We found an independent association between the UC-associated serotype pANCA+/ASCA− and a suboptimal early clinical response to IFX (55% versus 76%, OR = 0.40 (0.16–1.00), P = 0.049). Interestingly, similar finding have been suggested in CD. Taylor et al25 reported lower response to IFX in CD patients who were pANCA positive. Our own group also found lower response rates in CD patients with refractory intestinal disease carrying the pANCA+/ASCA− serotype. This association, however, lacked significance (P = 0.067), probably because only 10 of 183 CD patients carried this specific serotype.26 In contrast, Arnott et al27 did not find an association between serotype and IFX response in a smaller heterogeneous cohort of 74 IFX treated CD patients. We should note, however, that although the early clinical response rate was significantly lower in patients with the pANCA+/ASCA− serotype, it was still 55%. Indicating that also in these patients IFX could be administrated in an appropriate clinical setting.
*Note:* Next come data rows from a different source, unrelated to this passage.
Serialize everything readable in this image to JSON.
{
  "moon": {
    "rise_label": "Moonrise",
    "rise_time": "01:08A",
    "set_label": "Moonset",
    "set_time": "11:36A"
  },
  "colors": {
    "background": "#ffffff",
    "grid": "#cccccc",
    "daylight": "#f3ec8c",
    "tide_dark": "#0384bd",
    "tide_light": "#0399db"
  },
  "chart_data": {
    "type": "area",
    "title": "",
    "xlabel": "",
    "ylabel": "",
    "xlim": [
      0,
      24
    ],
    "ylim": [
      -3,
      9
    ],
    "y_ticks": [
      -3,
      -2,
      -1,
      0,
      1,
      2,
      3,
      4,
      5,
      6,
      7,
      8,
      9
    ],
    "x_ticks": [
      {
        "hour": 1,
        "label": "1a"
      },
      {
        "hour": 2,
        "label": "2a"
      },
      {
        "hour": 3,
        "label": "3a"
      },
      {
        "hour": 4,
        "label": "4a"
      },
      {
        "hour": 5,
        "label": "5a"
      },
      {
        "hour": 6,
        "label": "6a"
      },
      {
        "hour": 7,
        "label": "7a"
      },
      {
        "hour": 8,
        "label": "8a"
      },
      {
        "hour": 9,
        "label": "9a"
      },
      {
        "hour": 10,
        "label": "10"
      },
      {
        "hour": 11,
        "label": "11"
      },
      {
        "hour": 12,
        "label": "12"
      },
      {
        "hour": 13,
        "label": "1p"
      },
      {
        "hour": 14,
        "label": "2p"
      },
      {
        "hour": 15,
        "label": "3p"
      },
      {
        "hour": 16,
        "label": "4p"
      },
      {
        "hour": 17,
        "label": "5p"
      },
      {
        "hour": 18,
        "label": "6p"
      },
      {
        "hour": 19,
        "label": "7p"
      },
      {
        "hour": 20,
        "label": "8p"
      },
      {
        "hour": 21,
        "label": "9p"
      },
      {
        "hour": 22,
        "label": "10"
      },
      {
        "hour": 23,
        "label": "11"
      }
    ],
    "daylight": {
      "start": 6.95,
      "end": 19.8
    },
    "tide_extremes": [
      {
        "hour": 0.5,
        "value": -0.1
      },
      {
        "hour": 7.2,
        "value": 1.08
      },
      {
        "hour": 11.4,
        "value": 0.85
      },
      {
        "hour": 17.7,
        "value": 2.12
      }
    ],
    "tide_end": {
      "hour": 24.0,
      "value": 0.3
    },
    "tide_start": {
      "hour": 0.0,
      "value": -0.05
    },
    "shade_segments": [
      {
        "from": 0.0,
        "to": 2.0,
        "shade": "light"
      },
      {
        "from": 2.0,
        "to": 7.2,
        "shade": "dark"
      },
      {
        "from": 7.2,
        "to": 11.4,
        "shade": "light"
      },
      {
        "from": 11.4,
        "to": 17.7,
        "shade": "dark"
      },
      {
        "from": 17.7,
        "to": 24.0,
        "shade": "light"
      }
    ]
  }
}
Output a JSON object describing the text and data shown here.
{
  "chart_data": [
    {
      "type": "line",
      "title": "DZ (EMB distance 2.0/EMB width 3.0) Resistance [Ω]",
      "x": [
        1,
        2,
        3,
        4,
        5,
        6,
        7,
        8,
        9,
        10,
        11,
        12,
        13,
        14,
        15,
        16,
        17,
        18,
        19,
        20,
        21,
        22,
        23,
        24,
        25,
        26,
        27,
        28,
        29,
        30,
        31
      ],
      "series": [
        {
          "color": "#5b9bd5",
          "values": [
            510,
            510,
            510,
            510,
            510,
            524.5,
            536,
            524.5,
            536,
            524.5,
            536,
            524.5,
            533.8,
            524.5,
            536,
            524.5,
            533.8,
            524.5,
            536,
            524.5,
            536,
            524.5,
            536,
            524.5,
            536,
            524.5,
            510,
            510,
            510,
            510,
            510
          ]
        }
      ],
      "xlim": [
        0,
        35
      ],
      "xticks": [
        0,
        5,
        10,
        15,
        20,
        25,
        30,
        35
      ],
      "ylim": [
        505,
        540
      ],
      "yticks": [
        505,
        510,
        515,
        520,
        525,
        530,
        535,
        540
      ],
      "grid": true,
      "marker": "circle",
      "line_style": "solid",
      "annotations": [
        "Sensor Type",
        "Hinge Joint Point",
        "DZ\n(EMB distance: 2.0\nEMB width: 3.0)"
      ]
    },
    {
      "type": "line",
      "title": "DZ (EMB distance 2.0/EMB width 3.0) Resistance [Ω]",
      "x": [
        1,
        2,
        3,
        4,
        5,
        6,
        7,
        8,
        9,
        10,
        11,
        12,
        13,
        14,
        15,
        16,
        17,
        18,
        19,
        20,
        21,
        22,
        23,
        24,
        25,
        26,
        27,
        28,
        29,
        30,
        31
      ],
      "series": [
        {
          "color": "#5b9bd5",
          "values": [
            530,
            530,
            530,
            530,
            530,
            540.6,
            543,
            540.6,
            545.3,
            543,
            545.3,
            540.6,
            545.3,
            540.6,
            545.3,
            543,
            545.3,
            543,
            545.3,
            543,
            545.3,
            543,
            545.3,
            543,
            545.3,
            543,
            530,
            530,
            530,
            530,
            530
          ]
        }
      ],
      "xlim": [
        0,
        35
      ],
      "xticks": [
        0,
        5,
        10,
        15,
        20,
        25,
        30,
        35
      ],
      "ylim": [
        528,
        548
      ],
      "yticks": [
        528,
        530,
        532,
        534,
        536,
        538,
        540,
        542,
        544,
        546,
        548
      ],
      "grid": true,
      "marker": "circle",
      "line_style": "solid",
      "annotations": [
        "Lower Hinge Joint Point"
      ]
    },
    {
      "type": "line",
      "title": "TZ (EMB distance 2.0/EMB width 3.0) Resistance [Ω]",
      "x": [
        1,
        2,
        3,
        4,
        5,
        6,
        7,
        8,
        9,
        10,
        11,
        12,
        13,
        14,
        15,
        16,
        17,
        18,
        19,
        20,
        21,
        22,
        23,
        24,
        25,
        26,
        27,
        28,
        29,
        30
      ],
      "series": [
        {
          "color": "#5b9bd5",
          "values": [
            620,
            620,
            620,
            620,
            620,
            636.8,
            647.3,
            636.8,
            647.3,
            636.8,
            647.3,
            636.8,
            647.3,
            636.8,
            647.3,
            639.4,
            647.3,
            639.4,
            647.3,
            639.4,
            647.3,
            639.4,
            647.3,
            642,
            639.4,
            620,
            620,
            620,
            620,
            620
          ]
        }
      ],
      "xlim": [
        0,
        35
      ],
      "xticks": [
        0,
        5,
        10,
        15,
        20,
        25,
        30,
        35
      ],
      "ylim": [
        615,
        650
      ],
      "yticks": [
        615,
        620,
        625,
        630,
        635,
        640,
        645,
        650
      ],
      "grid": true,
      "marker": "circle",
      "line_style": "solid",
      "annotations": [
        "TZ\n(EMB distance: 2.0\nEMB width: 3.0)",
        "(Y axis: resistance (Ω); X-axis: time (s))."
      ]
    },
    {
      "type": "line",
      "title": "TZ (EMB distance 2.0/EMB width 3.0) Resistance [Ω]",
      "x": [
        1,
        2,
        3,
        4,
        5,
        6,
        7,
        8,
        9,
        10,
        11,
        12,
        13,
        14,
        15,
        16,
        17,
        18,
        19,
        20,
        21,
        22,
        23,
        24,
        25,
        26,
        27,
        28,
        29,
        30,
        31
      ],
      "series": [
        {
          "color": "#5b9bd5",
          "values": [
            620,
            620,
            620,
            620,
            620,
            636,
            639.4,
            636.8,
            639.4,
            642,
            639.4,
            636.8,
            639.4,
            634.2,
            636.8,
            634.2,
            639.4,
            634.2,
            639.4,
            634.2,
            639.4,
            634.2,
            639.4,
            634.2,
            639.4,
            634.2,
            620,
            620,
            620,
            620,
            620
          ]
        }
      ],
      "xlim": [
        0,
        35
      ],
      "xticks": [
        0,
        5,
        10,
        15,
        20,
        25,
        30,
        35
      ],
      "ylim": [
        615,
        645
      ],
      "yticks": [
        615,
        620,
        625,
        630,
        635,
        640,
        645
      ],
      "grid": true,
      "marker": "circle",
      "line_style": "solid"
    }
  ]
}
Of interest, 6 UC patients in our cohort had a CD-like pANCA−/ASCA+ serology. Reanalysis of the clinical and histologic findings confirmed the diagnosis of UC.
Furthermore, in univariate analysis, we found a significant association between younger age at first IFX infusion and favorable early clinical response (median age (IQR) 35.7 (25.2–48.6) years versus 41.6 (30.6–57.3) years, Mann-Whitney U test, P = 0.041). This finding was independent of age at diagnosis and disease duration before first IFX infusion, but not from the serotype. In a previously reported paper, similar data were found in a Belgian cohort of CD patients who received IFX for refractory luminal (n = 137) or fistulizing (n = 103) disease.28 Two other papers from the United Kingdom and the United States, however, did not find such association, in a smaller cohort of CD patients of 74 and 100 CD patients, respectively.27, 29
Concomitant immunosuppressive therapy with azathioprine or methotrexate did not influence early clinical response in our cohort of UC patients. However, this does not exclude an influence on the long run. In CD, several studies showed a clear benefit of concomitant immunosuppressive therapy in patients with refractory luminal disease.28, 29
There was no different early clinical outcome after application of an induction scheme with IFX at weeks 0, 2, and 6 or a single infusion with IFX. Up to now, the randomized clinical trials with IFX in UC, only used the induction scheme in all their patients.18 This has become a common practice, mainly to reduce immunogenicity, and not to improve efficacy. In the ACCENT 1 trial, for example, the clinical benefit of 3 infusions over 1 single infusion was only 13%.30 Further studies, including long term responses, are necessary to conclude on these finding.
Because only one-half of the UC patients included in this study underwent an endoscopic evaluation, we were unable to conclude firmly on predictors of early mucosal healing.
During a median (IQR) follow-up of 2.7 (range, 0.4–6.4) years, we did not find predictors of colectomy, but only 11% of the 100 UC patients failed medical therapy. Longer follow-up is undertaken. Interestingly, from the 5 patients who received IFX for severe corticosteroid-refractory disease only 1 patient did not show response to IFX and needed a colectomy within 2 months.
In conclusion, IFX is an efficient therapy in UC. Patients with a pANCA+/ASCA− serotype had a significant lower clinical response 4 to 10 weeks after the IFX administration, but this was still 55%. Concomitant immunosuppressive therapy and the use of an induction scheme with IFX at weeks 0, 2 and 6, did not influence early clinical response.